One of those things I've always tried to determine is who I really am, at my core. There are a lot of things I'd like to believe about myself (intelligent, compassionate), a lot of things I've come to accept about myself (procrastinator, pack-rat), and a lot of things I think are true but wonder if maybe I could be doing more to combat (depression, low energy).
For example, at my most authentic self - am I night person? I think I am, but on weekends I love getting an early start on the day. Do I believe that rich people should pay higher taxes? Well, yeah, because they can afford it, but they worked to make all that money (or were lucky enough to be born into it) so why shouldn't they keep it? Do I want to be a parent or do I just want to keep my options open? Am I sucker who fell for the lie of financial security and the need for health insurance that's too afraid to follow my bliss? Do I believe in a higher power or not? Do I really like reality television but hate myself for it?
My best answer is that today, my beliefs/preferences are A, B, and C, but tomorrow they may be X, Y, and Z, and I'll have to deal with that then. I've never been able to pin myself down - all I can do is look at my patterns. But isn't integrity about being true to yourself and your ideals? I don't even know what mine are!
Yesterday I read this article about a man's experience on a meditation retreat wherein he battled self-loathing so intense it changed his life. The part that struck me follows:
A second aspect of the practice, though, was even more important, and that was seeing the self-hatred for what it really is, not what it is conventionally thought of as being. At first, I interpreted the feelings I was having according to the conventional geology of the self. This is what I felt "deep down." This is was what I "really" believed, despite all the rationale I'd proffered to myself and to others. But that entire geology is a fiction -- deep down inside what? All that was actually present in my experience were different beliefs. One belief (gay is bad) had the character -- the "feeling tone" in Buddhist language -- of being long-held. Another belief (gay is good) didn't, even though I knew it made more sense, and had led me to more happiness and more spiritual capacity. But the former belief wasn't really "deeper" or truer. It was merely its character -- its feeling -- that was being interpreted as "deep."

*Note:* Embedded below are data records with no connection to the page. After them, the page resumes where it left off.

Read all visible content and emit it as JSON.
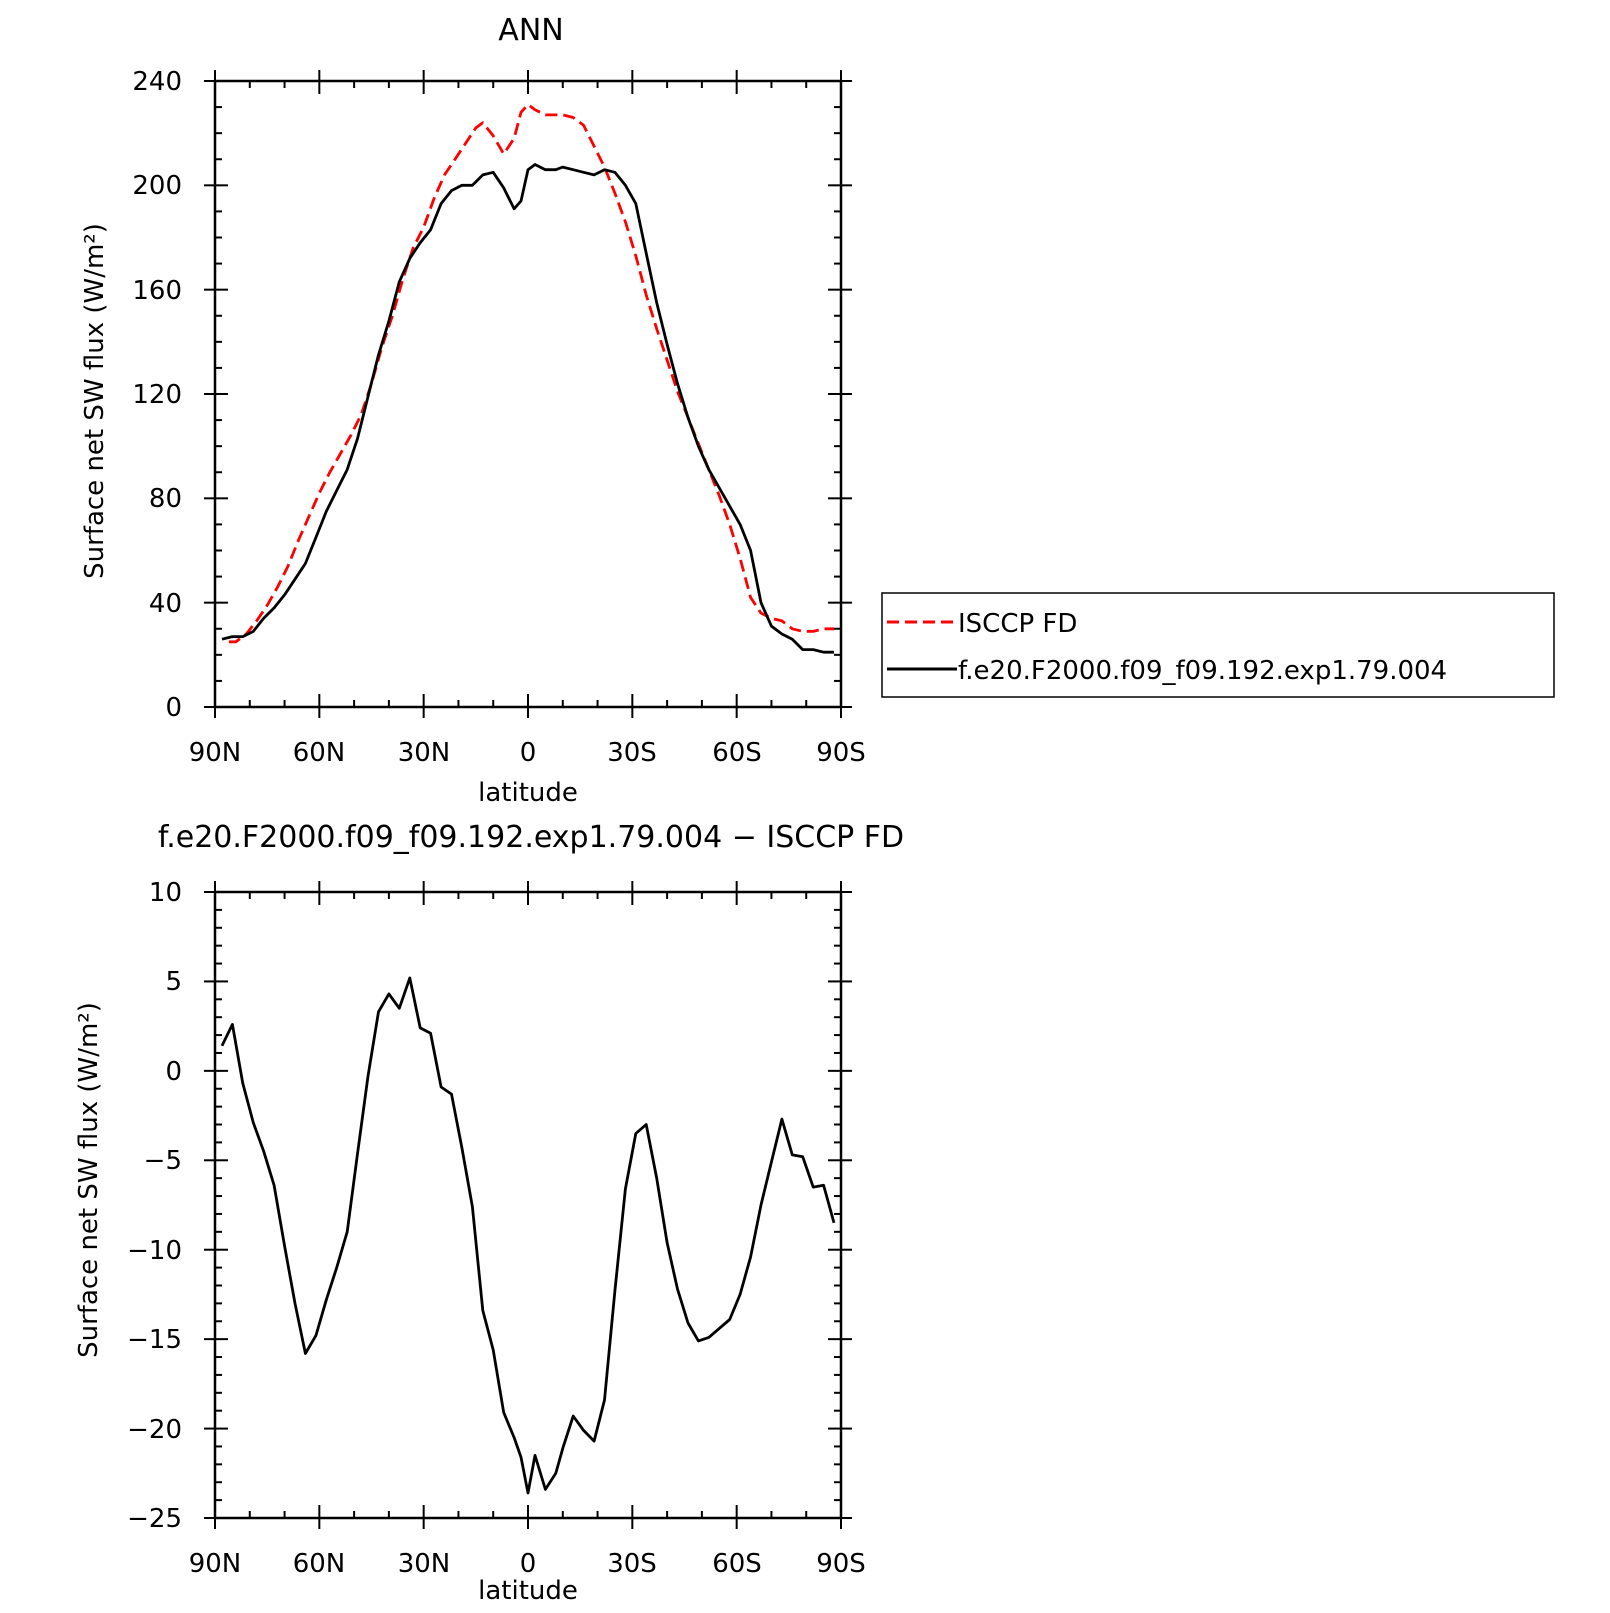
{
  "colors": {
    "obs": "#ff0000",
    "model": "#000000",
    "frame": "#000000"
  },
  "x_tick_labels": [
    "90N",
    "60N",
    "30N",
    "0",
    "30S",
    "60S",
    "90S"
  ],
  "chart_data": [
    {
      "type": "line",
      "title": "ANN",
      "xlabel": "latitude",
      "ylabel": "Surface net SW flux (W/m²)",
      "xlim": [
        90,
        -90
      ],
      "ylim": [
        0,
        240
      ],
      "yticks": [
        0,
        40,
        80,
        120,
        160,
        200,
        240
      ],
      "ytick_labels": [
        "0",
        "40",
        "80",
        "120",
        "160",
        "200",
        "240"
      ],
      "legend_position": "right",
      "series": [
        {
          "name": "ISCCP FD",
          "style": "dashed",
          "color": "#ff0000",
          "x": [
            86,
            84,
            81,
            78,
            75,
            72,
            69,
            66,
            63,
            60,
            57,
            54,
            51,
            48,
            45,
            42,
            39,
            36,
            33,
            30,
            27,
            24,
            21,
            18,
            15,
            13,
            10,
            7,
            4,
            2,
            0,
            -2,
            -5,
            -8,
            -10,
            -13,
            -16,
            -19,
            -22,
            -25,
            -28,
            -31,
            -34,
            -37,
            -40,
            -43,
            -46,
            -49,
            -52,
            -55,
            -58,
            -61,
            -64,
            -67,
            -70,
            -73,
            -76,
            -79,
            -82,
            -85,
            -88
          ],
          "y": [
            25,
            25,
            28,
            33,
            39,
            46,
            54,
            64,
            73,
            82,
            90,
            97,
            104,
            112,
            124,
            138,
            150,
            164,
            176,
            184,
            195,
            204,
            210,
            216,
            222,
            224,
            219,
            212,
            218,
            228,
            231,
            229,
            227,
            227,
            227,
            226,
            223,
            215,
            207,
            197,
            186,
            173,
            158,
            145,
            133,
            121,
            111,
            101,
            91,
            81,
            70,
            57,
            42,
            36,
            34,
            33,
            30,
            29,
            29,
            30,
            30
          ]
        },
        {
          "name": "f.e20.F2000.f09_f09.192.exp1.79.004",
          "style": "solid",
          "color": "#000000",
          "x": [
            88,
            85,
            82,
            79,
            76,
            73,
            70,
            67,
            64,
            61,
            58,
            55,
            52,
            49,
            46,
            43,
            40,
            37,
            34,
            31,
            28,
            25,
            22,
            19,
            16,
            13,
            10,
            7,
            4,
            2,
            0,
            -2,
            -5,
            -8,
            -10,
            -13,
            -16,
            -19,
            -22,
            -25,
            -28,
            -31,
            -34,
            -37,
            -40,
            -43,
            -46,
            -49,
            -52,
            -55,
            -58,
            -61,
            -64,
            -67,
            -70,
            -73,
            -76,
            -79,
            -82,
            -85,
            -88
          ],
          "y": [
            26,
            27,
            27,
            29,
            34,
            38,
            43,
            49,
            55,
            65,
            75,
            83,
            91,
            103,
            119,
            135,
            148,
            163,
            172,
            178,
            183,
            193,
            198,
            200,
            200,
            204,
            205,
            199,
            191,
            194,
            206,
            208,
            206,
            206,
            207,
            206,
            205,
            204,
            206,
            205,
            200,
            193,
            174,
            155,
            139,
            124,
            111,
            100,
            91,
            84,
            77,
            70,
            60,
            40,
            31,
            28,
            26,
            22,
            22,
            21,
            21
          ]
        }
      ]
    },
    {
      "type": "line",
      "title": "f.e20.F2000.f09_f09.192.exp1.79.004 − ISCCP FD",
      "xlabel": "latitude",
      "ylabel": "Surface net SW flux (W/m²)",
      "xlim": [
        90,
        -90
      ],
      "ylim": [
        -25,
        10
      ],
      "yticks": [
        -25,
        -20,
        -15,
        -10,
        -5,
        0,
        5,
        10
      ],
      "ytick_labels": [
        "−25",
        "−20",
        "−15",
        "−10",
        "−5",
        "0",
        "5",
        "10"
      ],
      "series": [
        {
          "style": "solid",
          "color": "#000000",
          "x": [
            88,
            85,
            82,
            79,
            76,
            73,
            70,
            67,
            64,
            61,
            58,
            55,
            52,
            49,
            46,
            43,
            40,
            37,
            34,
            31,
            28,
            25,
            22,
            19,
            16,
            13,
            10,
            7,
            4,
            2,
            0,
            -2,
            -5,
            -8,
            -10,
            -13,
            -16,
            -19,
            -22,
            -25,
            -28,
            -31,
            -34,
            -37,
            -40,
            -43,
            -46,
            -49,
            -52,
            -55,
            -58,
            -61,
            -64,
            -67,
            -70,
            -73,
            -76,
            -79,
            -82,
            -85,
            -88
          ],
          "y": [
            1.4,
            2.6,
            -0.7,
            -2.9,
            -4.5,
            -6.4,
            -9.8,
            -13.0,
            -15.8,
            -14.8,
            -12.8,
            -11.0,
            -9.0,
            -4.6,
            -0.3,
            3.3,
            4.3,
            3.5,
            5.2,
            2.4,
            2.1,
            -0.9,
            -1.3,
            -4.3,
            -7.6,
            -13.4,
            -15.6,
            -19.1,
            -20.5,
            -21.6,
            -23.6,
            -21.5,
            -23.4,
            -22.5,
            -21.1,
            -19.3,
            -20.1,
            -20.7,
            -18.4,
            -12.3,
            -6.6,
            -3.5,
            -3.0,
            -6.0,
            -9.6,
            -12.2,
            -14.1,
            -15.1,
            -14.9,
            -14.4,
            -13.9,
            -12.5,
            -10.4,
            -7.5,
            -5.1,
            -2.7,
            -4.7,
            -4.8,
            -6.5,
            -6.4,
            -8.5
          ]
        }
      ]
    }
  ]
}
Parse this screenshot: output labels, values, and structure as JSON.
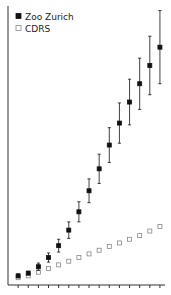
{
  "chart_data": {
    "type": "scatter",
    "title": "",
    "x": [
      1,
      2,
      3,
      4,
      5,
      6,
      7,
      8,
      9,
      10,
      11,
      12,
      13,
      14,
      15
    ],
    "series": [
      {
        "name": "Zoo Zurich",
        "color": "#111111",
        "marker": "square",
        "values": [
          5,
          8,
          15,
          25,
          38,
          55,
          75,
          98,
          122,
          148,
          172,
          195,
          215,
          235,
          255
        ],
        "yerr_low": [
          2,
          2,
          4,
          5,
          7,
          9,
          11,
          13,
          16,
          19,
          22,
          25,
          28,
          32,
          40
        ],
        "yerr_high": [
          2,
          2,
          4,
          5,
          7,
          9,
          11,
          13,
          16,
          19,
          22,
          25,
          28,
          32,
          40
        ]
      },
      {
        "name": "CDRS",
        "color": "#888888",
        "marker": "square-open",
        "values": [
          3,
          5,
          9,
          13,
          17,
          21,
          25,
          29,
          33,
          37,
          41,
          45,
          49,
          54,
          59
        ],
        "yerr_low": [
          0.5,
          0.5,
          0.5,
          0.5,
          0.5,
          0.5,
          0.5,
          0.5,
          0.5,
          0.5,
          0.5,
          0.5,
          0.5,
          0.5,
          0.5
        ],
        "yerr_high": [
          0.5,
          0.5,
          0.5,
          0.5,
          0.5,
          0.5,
          0.5,
          0.5,
          0.5,
          0.5,
          0.5,
          0.5,
          0.5,
          0.5,
          0.5
        ]
      }
    ],
    "xlim": [
      0,
      15.5
    ],
    "ylim": [
      -5,
      300
    ],
    "xticks": [
      1,
      2,
      3,
      4,
      5,
      6,
      7,
      8,
      9,
      10,
      11,
      12,
      13,
      14,
      15
    ],
    "yticks": [],
    "tick_labels": false,
    "legend": "upper left"
  }
}
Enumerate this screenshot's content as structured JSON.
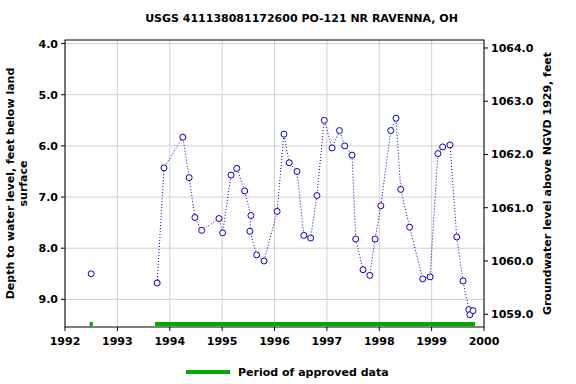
{
  "chart_data": {
    "type": "line",
    "title": "USGS 411138081172600 PO-121 NR RAVENNA, OH",
    "y_label": [
      "Depth to water level, feet below land",
      "surface"
    ],
    "y2_label": "Groundwater level above NGVD 1929, feet",
    "xlim": [
      1992,
      2000
    ],
    "xticks": [
      1992,
      1993,
      1994,
      1995,
      1996,
      1997,
      1998,
      1999,
      2000
    ],
    "ylim": [
      9.54,
      3.93
    ],
    "yticks": [
      {
        "value": 4,
        "label": "4.0"
      },
      {
        "value": 5,
        "label": "5.0"
      },
      {
        "value": 6,
        "label": "6.0"
      },
      {
        "value": 7,
        "label": "7.0"
      },
      {
        "value": 8,
        "label": "8.0"
      },
      {
        "value": 9,
        "label": "9.0"
      }
    ],
    "y2lim": [
      1058.76,
      1064.15
    ],
    "y2ticks": [
      {
        "value": 1059,
        "label": "1059.0"
      },
      {
        "value": 1060,
        "label": "1060.0"
      },
      {
        "value": 1061,
        "label": "1061.0"
      },
      {
        "value": 1062,
        "label": "1062.0"
      },
      {
        "value": 1063,
        "label": "1063.0"
      },
      {
        "value": 1064,
        "label": "1064.0"
      }
    ],
    "grid": true,
    "legend": "bottom",
    "series": [
      {
        "name": "Depth to water level",
        "type": "line",
        "color": "#0000cc",
        "marker": "circle",
        "line_style": "dotted",
        "x": [
          1992.5,
          null,
          1993.76,
          1993.89,
          1994.25,
          1994.37,
          1994.48,
          1994.61,
          1994.94,
          1995.01,
          1995.17,
          1995.28,
          1995.43,
          1995.55,
          1995.53,
          1995.66,
          1995.8,
          1996.05,
          1996.18,
          1996.28,
          1996.43,
          1996.56,
          1996.69,
          1996.81,
          1996.95,
          1997.1,
          1997.24,
          1997.34,
          1997.48,
          1997.55,
          1997.69,
          1997.82,
          1997.92,
          1998.03,
          1998.22,
          1998.32,
          1998.41,
          1998.58,
          1998.83,
          1998.97,
          1999.12,
          1999.21,
          1999.35,
          1999.48,
          1999.6,
          1999.71,
          1999.73,
          1999.79
        ],
        "values": [
          8.5,
          null,
          8.68,
          6.43,
          5.83,
          6.62,
          7.4,
          7.65,
          7.42,
          7.7,
          6.57,
          6.44,
          6.88,
          7.36,
          7.67,
          8.13,
          8.25,
          7.28,
          5.77,
          6.33,
          6.5,
          7.75,
          7.8,
          6.97,
          5.5,
          6.04,
          5.7,
          6.0,
          6.18,
          7.82,
          8.42,
          8.53,
          7.82,
          7.17,
          5.7,
          5.46,
          6.85,
          7.59,
          8.6,
          8.56,
          6.15,
          6.02,
          5.98,
          7.78,
          8.64,
          9.2,
          9.3,
          9.22
        ]
      },
      {
        "name": "Period of approved data",
        "type": "range",
        "color": "#00aa00",
        "start": [
          1992.47,
          1993.72
        ],
        "end": [
          1992.53,
          1999.83
        ]
      }
    ]
  }
}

This was such a critical turning point for me. Of course the guilt felt "deeper" -- it's had thirty years of constant reinforcement, as compared with just a few years of acceptance and understanding. But the "self" in which it felt "deeper" within is itself just a label for a million conditioned phenomena, woven together by consciousness. The self is like a bundle of sticks taken from elsewhere -- "we" are neither any individual stick, nor the string that ties them together. And what you discover in meditation is: there is never any time at which the bundle as a whole does anything. It's always one stick or another. A desire. A fear. A thought. Some will feel deep, some will feel shallow -- but those are just sensations, nothing more.
Have I been digging for phantoms this whole time? Trying to find the core stick in a bundle with no center? Maybe I've been Buddhist all along and just didn't know it!
My struggle with Buddhism involves my firmly entrenched attachment to the "I" that loves John Taylor, Winnie-the-Pooh, and yellow cake with chocolate icing. I like having a couple of boxes of souvenirs of my past to remind me of things I've seen and done and been. I like my overloaded bookshelves. I can't imagine what it would be like to detach from all that makes me me even though I understand that my wanting is the source of my pain. Isn't it also the source of my pleasure?
These are my most recent deep thoughts. I'm now in the throes of Excedrin and Friday afternoon; don't expect anything too weighty anytime soon.